Option 2: If the thought of transferring funds from one personal account to another every two weeks seems tedious, you can increase your payroll deductions by $850 for each of the next two pay periods (or $425 for each of the next four pay periods), then revert to your original deduction amount. You then must transfer fundsbetween personal accounts only two or four times. Again, you may want to increase your deductions by $1,000 for two periods or $500 for four periods, since the net reduction in your paycheck will be about $850 or $425.
3. Double-Check Distributions
You still have time to correct any mistaken distributions
To avoid the taxes and penalty, simply send the money back to your Health Savings Account administrator. You'll probably have to complete a form available online from the administrator. If you're not sure how to proceed, contact your administrator.
4. Review Your Strategy
This activity isn't time-bound. But since you're thinking about your Health Savings Account, why not explore the world of investing? Seriously. If you're among the quarter or so of owners with an account whose balance exceeds $2,000, now may be the time to think about investing a portion of your balance for long-term growth. You'll want to keep a portion of your money in cash (and most likely your administrator requires you to maintain a cash balance of $1,000 to $2,000) to reimburse current expenses without the risk of liquidating invested assets when the market is down. But with payroll deductions increasing your cash holdings every pay period, you may feel comfortable putting your money to work.
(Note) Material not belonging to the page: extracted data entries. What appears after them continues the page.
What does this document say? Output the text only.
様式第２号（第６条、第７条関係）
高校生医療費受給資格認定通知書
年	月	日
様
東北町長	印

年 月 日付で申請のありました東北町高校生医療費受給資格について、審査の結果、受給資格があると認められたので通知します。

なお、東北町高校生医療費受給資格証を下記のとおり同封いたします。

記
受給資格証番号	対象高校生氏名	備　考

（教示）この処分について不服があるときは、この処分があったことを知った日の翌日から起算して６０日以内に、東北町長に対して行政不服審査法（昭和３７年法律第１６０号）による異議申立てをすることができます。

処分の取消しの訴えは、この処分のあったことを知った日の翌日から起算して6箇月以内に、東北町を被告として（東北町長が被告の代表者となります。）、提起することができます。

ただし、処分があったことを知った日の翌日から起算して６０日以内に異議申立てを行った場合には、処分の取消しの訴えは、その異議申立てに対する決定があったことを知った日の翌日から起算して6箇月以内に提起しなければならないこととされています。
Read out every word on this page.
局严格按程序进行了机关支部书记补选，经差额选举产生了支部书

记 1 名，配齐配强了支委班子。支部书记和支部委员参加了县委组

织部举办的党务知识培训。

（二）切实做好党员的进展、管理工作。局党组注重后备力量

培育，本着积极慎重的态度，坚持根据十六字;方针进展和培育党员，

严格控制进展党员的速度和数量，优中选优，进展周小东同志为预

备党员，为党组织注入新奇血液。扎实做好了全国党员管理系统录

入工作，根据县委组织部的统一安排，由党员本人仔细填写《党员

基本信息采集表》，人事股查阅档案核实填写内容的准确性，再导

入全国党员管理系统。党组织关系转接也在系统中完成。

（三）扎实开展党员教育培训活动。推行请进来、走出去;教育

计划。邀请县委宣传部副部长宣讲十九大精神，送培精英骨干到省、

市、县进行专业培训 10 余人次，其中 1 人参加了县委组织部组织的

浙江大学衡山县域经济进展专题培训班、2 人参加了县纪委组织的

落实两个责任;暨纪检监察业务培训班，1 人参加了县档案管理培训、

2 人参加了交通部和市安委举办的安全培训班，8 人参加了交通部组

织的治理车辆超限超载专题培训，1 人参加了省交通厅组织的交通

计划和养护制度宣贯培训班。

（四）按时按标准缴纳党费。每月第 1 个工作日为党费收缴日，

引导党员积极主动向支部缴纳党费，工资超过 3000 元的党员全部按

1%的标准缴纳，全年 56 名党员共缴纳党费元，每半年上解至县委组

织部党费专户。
Of course, there's the risk of losing when you invest. But there's also the potential to increase your balance
The Bottom Line
The beauty of the Health Savings Account Final Four is that there aren't 63 losers and only one winner. You don't face a match-up nightmare or hostile crowd. You don't go home after experiencing a bad call or an impossible buzzer-beater. Since it's not a you-versus-them contest, everyone can win by following the simple plays drawn up on the chalkboard above.